The complexity of two-phase flow arises from fluid-fluid interactions, domain geometry, and the non-linear behavior at the fluid interface. Additionally, porous media domains are not homogeneous, which significantly alter flow outcomes with geometry change.
This study focuses on predicting oil volume production curves in two-phase flow within pore-scale porous media, incorporating the effect of varying fluid viscosities. The deep learning models developed to solve flow cases considering high capillary numbers, indicating dominant viscous forces over capillary forces. The inferred oil volume production curves could be applied to compute porous media properties, such as relative permeability curves.
To train the proposed Machine Learning models, we generate a synthetic porous media dataset using Voronoi diagram patterns, and solve the two-phase flow using the finite element method.
Two neural network architectures are explored: a Convolutional Neural Network (CNN) and a Deep Operator Network (DeepONet). The CNNs are the standard tool used when dealing with image-like data in the Machine Learning context. Moreover, previous works successfully applied CNNs to predict porous media properties, mainly in single-phase flow cases. The DeepONet is a Network structure designed to approximate complex relationships by combining separate inputs into a unified output. Therefore, it takes different non-correlated inputs that interfere on the answer separately and merges the separate functions in the end of the structure. The adoption of DeepONet concept improved the model metrics when compared to the standard CNNs.

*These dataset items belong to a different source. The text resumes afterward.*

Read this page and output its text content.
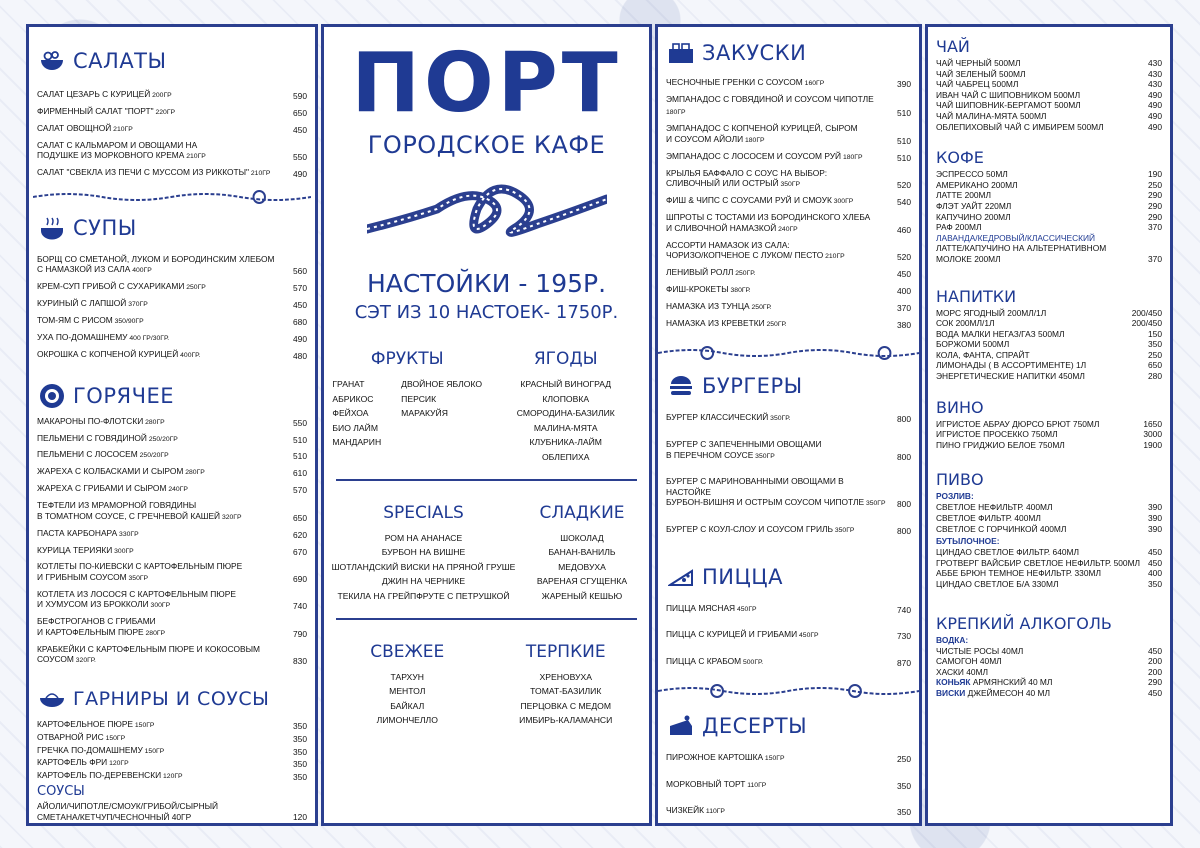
САЛАТЫ
САЛАТ ЦЕЗАРЬ С КУРИЦЕЙ 200ГР	590
ФИРМЕННЫЙ САЛАТ "ПОРТ" 220ГР	650
САЛАТ ОВОЩНОЙ 210ГР	450
САЛАТ С КАЛЬМАРОМ И ОВОЩАМИ НА
ПОДУШКЕ ИЗ МОРКОВНОГО КРЕМА 210ГР	550
САЛАТ "СВЕКЛА ИЗ ПЕЧИ С МУССОМ ИЗ РИККОТЫ" 210ГР	490
СУПЫ
БОРЩ СО СМЕТАНОЙ, ЛУКОМ И БОРОДИНСКИМ ХЛЕБОМ
С НАМАЗКОЙ ИЗ САЛА 400ГР	560
КРЕМ-СУП ГРИБОЙ С СУХАРИКАМИ 250ГР	570
КУРИНЫЙ С ЛАПШОЙ 370ГР	450
ТОМ-ЯМ С РИСОМ 350/90ГР	680
УХА ПО-ДОМАШНЕМУ 400 ГР/30ГР.	490
ОКРОШКА С КОПЧЕНОЙ КУРИЦЕЙ 400ГР.	480
ГОРЯЧЕЕ
МАКАРОНЫ ПО-ФЛОТСКИ 280ГР	550
ПЕЛЬМЕНИ С ГОВЯДИНОЙ 250/20ГР	510
ПЕЛЬМЕНИ С ЛОСОСЕМ 250/20ГР	510
ЖАРЕХА С КОЛБАСКАМИ И СЫРОМ 280ГР	610
ЖАРЕХА С ГРИБАМИ И СЫРОМ 240ГР	570
ТЕФТЕЛИ ИЗ МРАМОРНОЙ ГОВЯДИНЫ
В ТОМАТНОМ СОУСЕ, С ГРЕЧНЕВОЙ КАШЕЙ 320ГР	650
ПАСТА КАРБОНАРА 330ГР	620
КУРИЦА ТЕРИЯКИ 300ГР	670
КОТЛЕТЫ ПО-КИЕВСКИ С КАРТОФЕЛЬНЫМ ПЮРЕ
И ГРИБНЫМ СОУСОМ 350ГР	690
КОТЛЕТА ИЗ ЛОСОСЯ С КАРТОФЕЛЬНЫМ ПЮРЕ
И ХУМУСОМ ИЗ БРОККОЛИ 300ГР	740
БЕФСТРОГАНОВ С ГРИБАМИ
И КАРТОФЕЛЬНЫМ ПЮРЕ 280ГР	790
КРАБКЕЙКИ С КАРТОФЕЛЬНЫМ ПЮРЕ И КОКОСОВЫМ СОУСОМ 320ГР.	830
ГАРНИРЫ И СОУСЫ
КАРТОФЕЛЬНОЕ ПЮРЕ 150ГР	350
ОТВАРНОЙ РИС 150ГР	350
ГРЕЧКА ПО-ДОМАШНЕМУ 150ГР	350
КАРТОФЕЛЬ ФРИ 120ГР	350
КАРТОФЕЛЬ ПО-ДЕРЕВЕНСКИ 120ГР	350
СОУСЫ
АЙОЛИ/ЧИПОТЛЕ/СМОУК/ГРИБОЙ/СЫРНЫЙ
СМЕТАНА/КЕТЧУП/ЧЕСНОЧНЫЙ 40ГР	120
ПОРТ
ГОРОДСКОЕ КАФЕ
НАСТОЙКИ - 195Р.
СЭТ ИЗ 10 НАСТОЕК- 1750Р.
ФРУКТЫ
ГРАНАТ
АБРИКОС
ФЕЙХОА
БИО ЛАЙМ
МАНДАРИН
ДВОЙНОЕ ЯБЛОКО
ПЕРСИК
МАРАКУЙЯ
ЯГОДЫ
КРАСНЫЙ ВИНОГРАД
КЛОПОВКА
СМОРОДИНА-БАЗИЛИК
МАЛИНА-МЯТА
КЛУБНИКА-ЛАЙМ
ОБЛЕПИХА
SPECIALS
РОМ НА АНАНАСЕ
БУРБОН НА ВИШНЕ
ШОТЛАНДСКИЙ ВИСКИ НА ПРЯНОЙ ГРУШЕ
ДЖИН НА ЧЕРНИКЕ
ТЕКИЛА НА ГРЕЙПФРУТЕ С ПЕТРУШКОЙ
СЛАДКИЕ
ШОКОЛАД
БАНАН-ВАНИЛЬ
МЕДОВУХА
ВАРЕНАЯ СГУЩЕНКА
ЖАРЕНЫЙ КЕШЬЮ
СВЕЖЕЕ
ТАРХУН
МЕНТОЛ
БАЙКАЛ
ЛИМОНЧЕЛЛО
ТЕРПКИЕ
ХРЕНОВУХА
ТОМАТ-БАЗИЛИК
ПЕРЦОВКА С МЕДОМ
ИМБИРЬ-КАЛАМАНСИ
ЗАКУСКИ
ЧЕСНОЧНЫЕ ГРЕНКИ С СОУСОМ 160ГР	390
ЭМПАНАДОС С ГОВЯДИНОЙ И СОУСОМ ЧИПОТЛЕ 180ГР	510
ЭМПАНАДОС С КОПЧЕНОЙ КУРИЦЕЙ, СЫРОМ
И СОУСОМ АЙОЛИ 180ГР	510
ЭМПАНАДОС С ЛОСОСЕМ И СОУСОМ РУЙ 180ГР	510
КРЫЛЬЯ БАФФАЛО С СОУС НА ВЫБОР:
СЛИВОЧНЫЙ ИЛИ ОСТРЫЙ 350ГР	520
ФИШ & ЧИПС С СОУСАМИ РУЙ И СМОУК 300ГР	540
ШПРОТЫ С ТОСТАМИ ИЗ БОРОДИНСКОГО ХЛЕБА
И СЛИВОЧНОЙ НАМАЗКОЙ 240ГР	460
АССОРТИ НАМАЗОК ИЗ САЛА:
ЧОРИЗО/КОПЧЕНОЕ С ЛУКОМ/ ПЕСТО 210ГР	520
ЛЕНИВЫЙ РОЛЛ 250ГР.	450
ФИШ-КРОКЕТЫ 380ГР.	400
НАМАЗКА ИЗ ТУНЦА 250ГР.	370
НАМАЗКА ИЗ КРЕВЕТКИ 250ГР.	380
БУРГЕРЫ
БУРГЕР КЛАССИЧЕСКИЙ 350ГР.	800
БУРГЕР С ЗАПЕЧЕННЫМИ ОВОЩАМИ
В ПЕРЕЧНОМ СОУСЕ 350ГР	800
БУРГЕР С МАРИНОВАННЫМИ ОВОЩАМИ В НАСТОЙКЕ
БУРБОН-ВИШНЯ И ОСТРЫМ СОУСОМ ЧИПОТЛЕ 350ГР	800
БУРГЕР С КОУЛ-СЛОУ И СОУСОМ ГРИЛЬ 350ГР	800
ПИЦЦА
ПИЦЦА МЯСНАЯ 450ГР	740
ПИЦЦА С КУРИЦЕЙ И ГРИБАМИ 450ГР	730
ПИЦЦА С КРАБОМ 500ГР.	870
ДЕСЕРТЫ
ПИРОЖНОЕ КАРТОШКА 150ГР	250
МОРКОВНЫЙ ТОРТ 110ГР	350
ЧИЗКЕЙК 110ГР	350
ЧАЙ
ЧАЙ ЧЕРНЫЙ 500МЛ	430
ЧАЙ ЗЕЛЕНЫЙ 500МЛ	430
ЧАЙ ЧАБРЕЦ 500МЛ	430
ИВАН ЧАЙ С ШИПОВНИКОМ 500МЛ	490
ЧАЙ ШИПОВНИК-БЕРГАМОТ 500МЛ	490
ЧАЙ МАЛИНА-МЯТА 500МЛ	490
ОБЛЕПИХОВЫЙ ЧАЙ С ИМБИРЕМ 500МЛ	490
КОФЕ
ЭСПРЕССО 50МЛ	190
АМЕРИКАНО 200МЛ	250
ЛАТТЕ 200МЛ	290
ФЛЭТ УАЙТ 220МЛ	290
КАПУЧИНО 200МЛ	290
РАФ 200МЛ	370
ЛАВАНДА/КЕДРОВЫЙ/КЛАССИЧЕСКИЙ
ЛАТТЕ/КАПУЧИНО НА АЛЬТЕРНАТИВНОМ
МОЛОКЕ 200МЛ	370
НАПИТКИ
МОРС ЯГОДНЫЙ 200МЛ/1Л	200/450
СОК 200МЛ/1Л	200/450
ВОДА МАЛКИ НЕГАЗ/ГАЗ 500МЛ	150
БОРЖОМИ 500МЛ	350
КОЛА, ФАНТА, СПРАЙТ	250
ЛИМОНАДЫ ( В АССОРТИМЕНТЕ) 1Л	650
ЭНЕРГЕТИЧЕСКИЕ НАПИТКИ 450МЛ	280
ВИНО
ИГРИСТОЕ АБРАУ ДЮРСО БРЮТ 750МЛ	1650
ИГРИСТОЕ ПРОСЕККО 750МЛ	3000
ПИНО ГРИДЖИО БЕЛОЕ 750МЛ	1900
ПИВО
РОЗЛИВ:
СВЕТЛОЕ НЕФИЛЬТР. 400МЛ	390
СВЕТЛОЕ ФИЛЬТР. 400МЛ	390
СВЕТЛОЕ С ГОРЧИНКОЙ 400МЛ	390
БУТЫЛОЧНОЕ:
ЦИНДАО СВЕТЛОЕ ФИЛЬТР. 640МЛ	450
ГРОТВЕРГ ВАЙСБИР СВЕТЛОЕ НЕФИЛЬТР. 500МЛ 450
АББЕ БРЮН ТЕМНОЕ НЕФИЛЬТР. 330МЛ	400
ЦИНДАО СВЕТЛОЕ Б/А 330МЛ	350
КРЕПКИЙ АЛКОГОЛЬ
ВОДКА:
ЧИСТЫЕ РОСЫ 40МЛ	450
САМОГОН 40МЛ	200
ХАСКИ 40МЛ	200
КОНЬЯК АРМЯНСКИЙ 40 МЛ	290
ВИСКИ ДЖЕЙМЕСОН 40 МЛ	450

Our results indicate that the DeepONet architecture outperforms the CNN, achieving a 45% lower mean squared error in predicting oil volume curves. Additionally, the proposed approach demonstrates robustness by generalizing to different viscosity ratios, enabling predictions of two-phase flow properties across diverse scenarios with varying oil viscosities.
The proposal is shown to be a robust solution to make quick assessment of oil-volume production in porous media, being this inference orders of magnitude quicker than the computation through Finite Element Method solution of the flow.